Vorbereitung des Auslandsaufenthaltes
Auf die Idee, im Ausland zu studieren, bin ich ziemlich spontan und auch erst relativ spät gekommen. Ich hatte die beiden Unicert-Italienischkurse I/1 und I/2 aus Interesse gemacht und als der zweite fast vorbei war, fragte uns unsere Lehrerin, wer denn schon plante, ins Ausland zu gehen. Das taten zu meiner Überraschung viele, obwohl ich mir noch nie Gedanken darüber gemacht hatte. Als ich dies dann getan und entschieden hatte, es zu versuchen, war ich schon über die Bewerbungsdeadline hinaus. Ich dachte also, ich müsste als Informatiker versuchen, über die Romanistik einen Restplatz zu bekommen. Wie sich herausstellte, waren aber auch noch an der Informatikfakultät genug für Italien vorhanden – allerdings waren hier wegen mangelnder englischer Module in den Bachelorstudiengängen alle Austauschmöglichkeiten erst für den Master vorgesehen. Ich bat daher um eine Ausnahme und bekam diese auch, aber ich würde die Kurse auf italienisch besuchen müssen – wovon ich ehrlich gesagt am Anfang ausgegangen war und was mich also wenig störte. Ich entschied mich also für die Kleinstadt Perugia mitten in Italien und nachdem ich bei fast allen organisatorischen Deadlines zu spät war und mit der Wohnungssuche begonnen hatte, reiste ich Mitte September, ca. 2 Wochen vor Beginn der Vorlesungen, in die neue Heimat.
Studium an der Gastuniversität
Das Studieren in Italien unterscheidet sich (zumindest in meinem Fall) stark von dem in Deutschland.

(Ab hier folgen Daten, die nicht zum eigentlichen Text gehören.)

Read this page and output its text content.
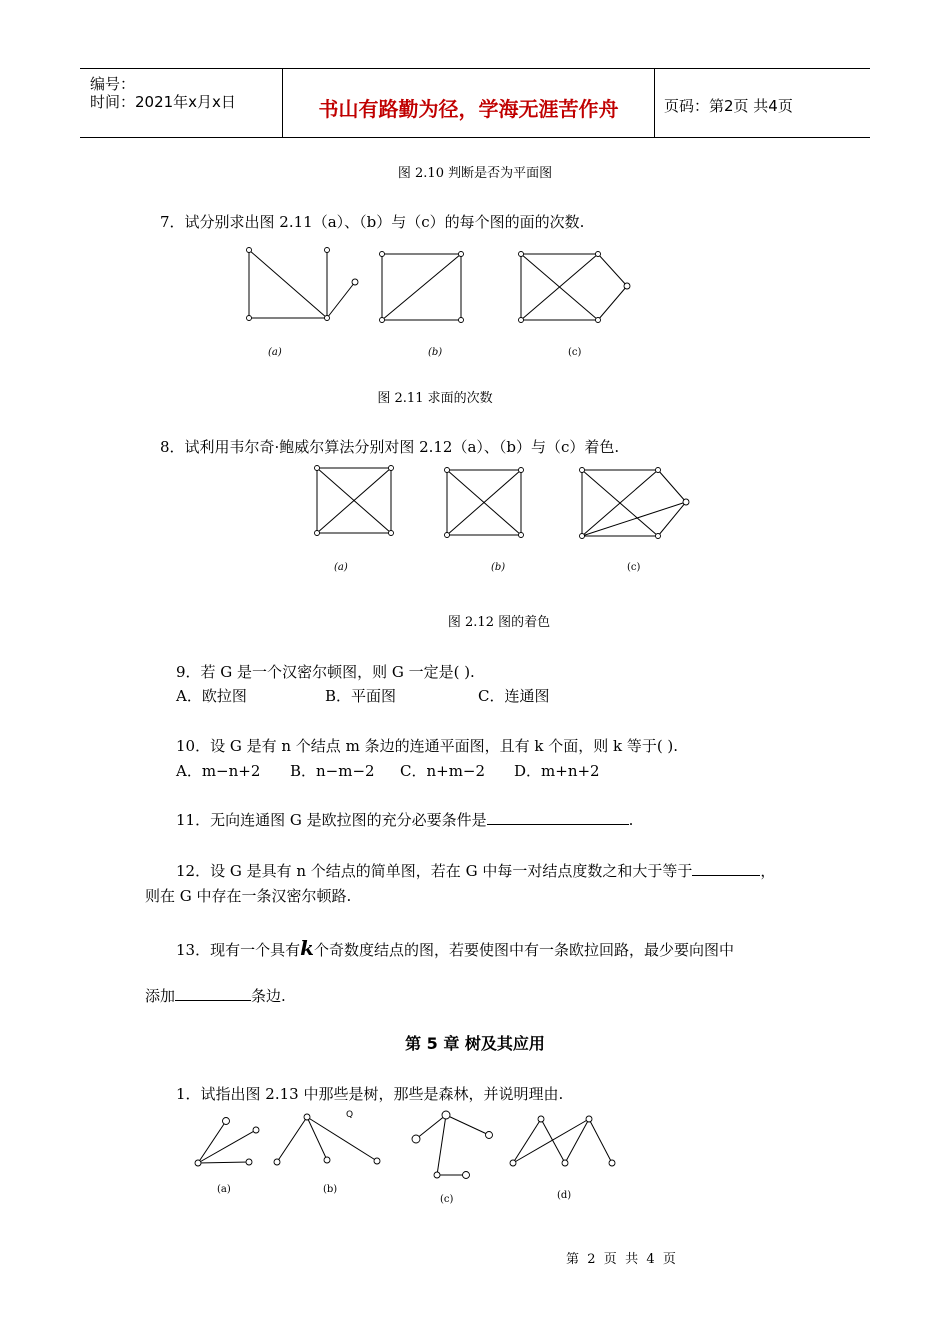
编号：
时间：2021年x月x日	书山有路勤为径，学海无涯苦作舟	页码：第2页 共4页
图 2.10 判断是否为平面图
7．试分别求出图 2.11（a）、（b）与（c）的每个图的面的次数.
(a)	(b)	(c)
图 2.11 求面的次数
8．试利用韦尔奇·鲍威尔算法分别对图 2.12（a）、（b）与（c）着色.
(a)	(b)	(c)
图 2.12 图的着色
9．若 G 是一个汉密尔顿图，则 G 一定是( ).
A．欧拉图	B．平面图	C．连通图
10．设 G 是有 n 个结点 m 条边的连通平面图，且有 k 个面，则 k 等于( ).
A．m−n+2 B．n−m−2 C．n+m−2 D．m+n+2
11．无向连通图 G 是欧拉图的充分必要条件是	.
12．设 G 是具有 n 个结点的简单图，若在 G 中每一对结点度数之和大于等于	，
则在 G 中存在一条汉密尔顿路.
13．现有一个具有k个奇数度结点的图，若要使图中有一条欧拉回路，最少要向图中
添加	条边.
第 5 章 树及其应用
1．试指出图 2.13 中那些是树，那些是森林，并说明理由.
Q
(a)	(b)
(c)	(d)
第  2  页  共  4  页
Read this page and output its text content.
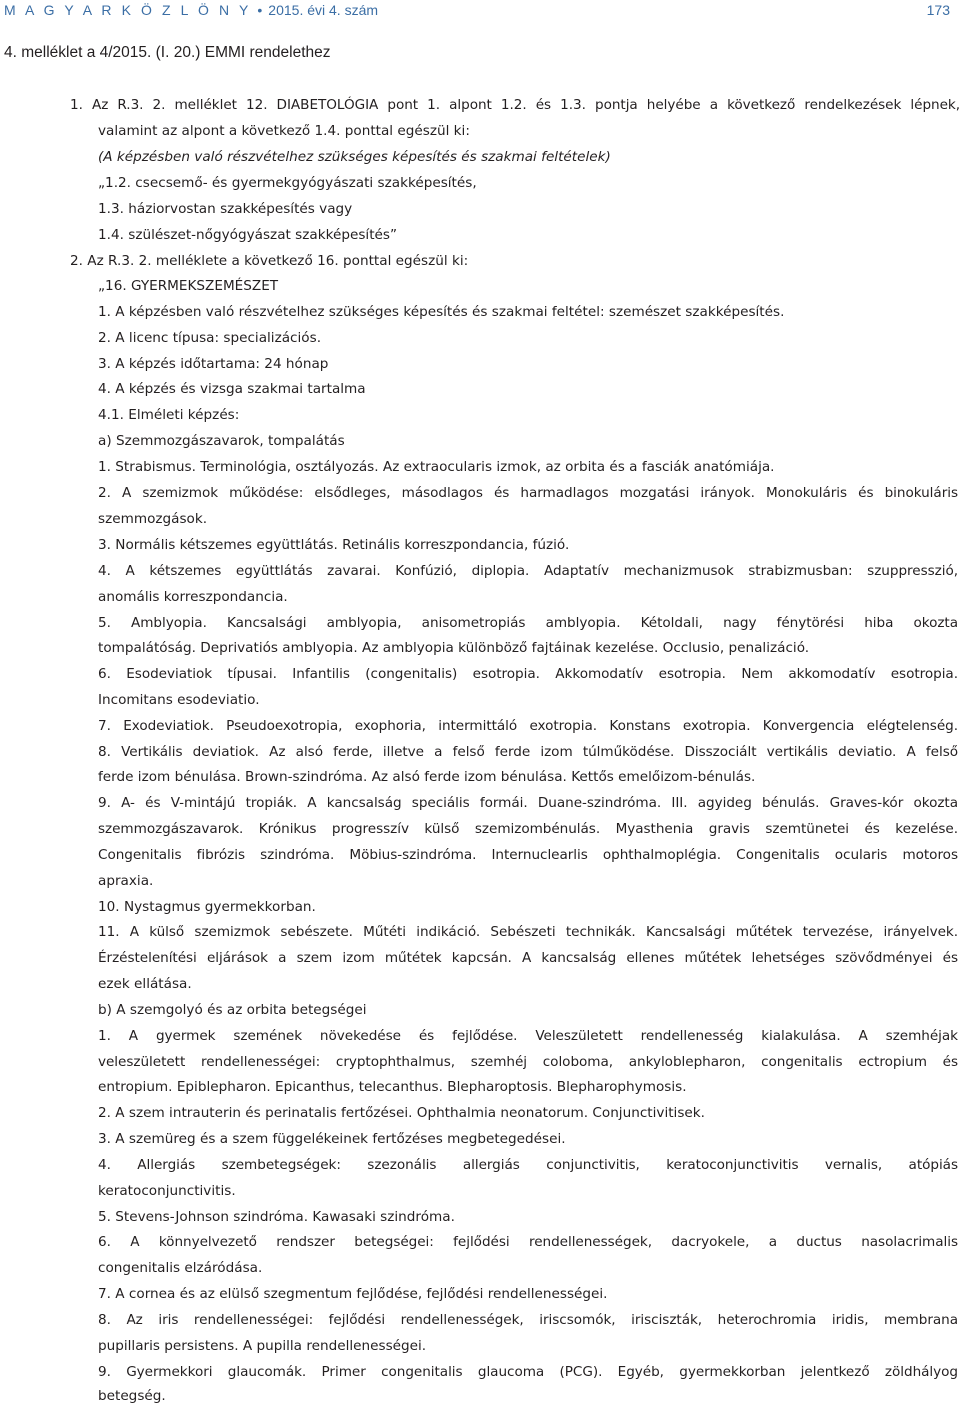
M A G Y A R K Ö Z L Ö N Y • 2015. évi 4. szám	173
4. melléklet a 4/2015. (I. 20.) EMMI rendelethez
1. Az R.3. 2. melléklet 12. DIABETOLÓGIA pont 1. alpont 1.2. és 1.3. pontja helyébe a következő rendelkezések lépnek,
valamint az alpont a következő 1.4. ponttal egészül ki:
(A képzésben való részvételhez szükséges képesítés és szakmai feltételek)
„1.2. csecsemő- és gyermekgyógyászati szakképesítés,
1.3. háziorvostan szakképesítés vagy
1.4. szülészet-nőgyógyászat szakképesítés”
2. Az R.3. 2. melléklete a következő 16. ponttal egészül ki:
„16. GYERMEKSZEMÉSZET
1. A képzésben való részvételhez szükséges képesítés és szakmai feltétel: szemészet szakképesítés.
2. A licenc típusa: specializációs.
3. A képzés időtartama: 24 hónap
4. A képzés és vizsga szakmai tartalma
4.1. Elméleti képzés:
a) Szemmozgászavarok, tompalátás
1. Strabismus. Terminológia, osztályozás. Az extraocularis izmok, az orbita és a fasciák anatómiája.
2. A szemizmok működése: elsődleges, másodlagos és harmadlagos mozgatási irányok. Monokuláris és binokuláris
szemmozgások.
3. Normális kétszemes együttlátás. Retinális korreszpondancia, fúzió.
4. A kétszemes együttlátás zavarai. Konfúzió, diplopia. Adaptatív mechanizmusok strabizmusban: szuppresszió,
anomális korreszpondancia.
5. Amblyopia. Kancsalsági amblyopia, anisometropiás amblyopia. Kétoldali, nagy fénytörési hiba okozta
tompalátóság. Deprivatiós amblyopia. Az amblyopia különböző fajtáinak kezelése. Occlusio, penalizáció.
6. Esodeviatiok típusai. Infantilis (congenitalis) esotropia. Akkomodatív esotropia. Nem akkomodatív esotropia.
Incomitans esodeviatio.
7. Exodeviatiok. Pseudoexotropia, exophoria, intermittáló exotropia. Konstans exotropia. Konvergencia elégtelenség.
8. Vertikális deviatiok. Az alsó ferde, illetve a felső ferde izom túlműködése. Disszociált vertikális deviatio. A felső
ferde izom bénulása. Brown-szindróma. Az alsó ferde izom bénulása. Kettős emelőizom-bénulás.
9. A- és V-mintájú tropiák. A kancsalság speciális formái. Duane-szindróma. III. agyideg bénulás. Graves-kór okozta
szemmozgászavarok. Krónikus progresszív külső szemizombénulás. Myasthenia gravis szemtünetei és kezelése.
Congenitalis fibrózis szindróma. Möbius-szindróma. Internuclearlis ophthalmoplégia. Congenitalis ocularis motoros
apraxia.
10. Nystagmus gyermekkorban.
11. A külső szemizmok sebészete. Műtéti indikáció. Sebészeti technikák. Kancsalsági műtétek tervezése, irányelvek.
Érzéstelenítési eljárások a szem izom műtétek kapcsán. A kancsalság ellenes műtétek lehetséges szövődményei és
ezek ellátása.
b) A szemgolyó és az orbita betegségei
1. A gyermek szemének növekedése és fejlődése. Veleszületett rendellenesség kialakulása. A szemhéjak
veleszületett rendellenességei: cryptophthalmus, szemhéj coloboma, ankyloblepharon, congenitalis ectropium és
entropium. Epiblepharon. Epicanthus, telecanthus. Blepharoptosis. Blepharophymosis.
2. A szem intrauterin és perinatalis fertőzései. Ophthalmia neonatorum. Conjunctivitisek.
3. A szemüreg és a szem függelékeinek fertőzéses megbetegedései.
4. Allergiás szembetegségek: szezonális allergiás conjunctivitis, keratoconjunctivitis vernalis, atópiás
keratoconjunctivitis.
5. Stevens-Johnson szindróma. Kawasaki szindróma.
6. A könnyelvezető rendszer betegségei: fejlődési rendellenességek, dacryokele, a ductus nasolacrimalis
congenitalis elzáródása.
7. A cornea és az elülső szegmentum fejlődése, fejlődési rendellenességei.
8. Az iris rendellenességei: fejlődési rendellenességek, iriscsomók, irisciszták, heterochromia iridis, membrana
pupillaris persistens. A pupilla rendellenességei.
9. Gyermekkori glaucomák. Primer congenitalis glaucoma (PCG). Egyéb, gyermekkorban jelentkező zöldhályog
betegség.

Es gibt zwar eine ähnliche Anzahl Vorlesungen pro Woche, aber nur in den allerwenigsten Modulen Übungen, geschweige denn Übungszettel. Die Prüfung ist meist mündlich, manchmal allerdings auch mit einem Projekt inkl. Präsentation verbunden, und in den wenigsten Kursen gab es stattdessen eine schriftliche Klausur (tw. mit Zwischenprüfung während des Semesters). In den mündlichen sitzt man auch oft mit allen Studenten während der Prüfung in einem Raum. Da man für mündliche Prüfungen anders lernt, musste ich mich erst einmal darauf einstellen, aber dafür waren die Projektvorstellungen und schriftlichen Prüfungen nicht übermäßig kompliziert. Vom Inhalt her würde ich die Vorlesungen als Durchschnitt bezeichnen, allerdings waren einige auch nicht auf dem neuesten Stand oder auf hohem Niveau, weswegen sie mir teilweise nicht angerechnet wurden. Dadurch war der Uni-Alltag allerdings ziemlich stressfrei, auch durch die Italienischkurse, die nicht das ganze Semester lang gingen. Die Informatikfakultät in Perugia ist im Gegensatz zu den anderen, meist schönen Gebäuden der Uni in einem schrecklichen 60er-Jahre-Bau, und die Technik ist dort gefühlt auf einem ähnlichen Stand. Zum Glück ist man als Informatiker selbst gut ausgestattet und daher nicht darauf angewiesen. Es war aber auch manchmal schwierig, den Professor ohne Mikro zu hören oder die Folien auf dem zu kleinen Beamer zu lesen. Trotz allem konnte ich ganz gut mit dem Stoff mitkommen. Das Lernen für die Prüfungen habe ich mit italienischen Studenten zusammen gemacht, wodurch wir uns Arbeit (Vorlesungen zusammenfassen) sparen und uns gegenseitig abfragen konnten. In den mündlichen Prüfungen selber sind die Profs oft gnädiger zu mir gewesen als zu den Italienern (bzw. besonders großzügig mit den Noten, wenn man gut im Thema war) und bei den Projekten wurden soweit ich weiß fast ausschließlich gute Noten vergeben.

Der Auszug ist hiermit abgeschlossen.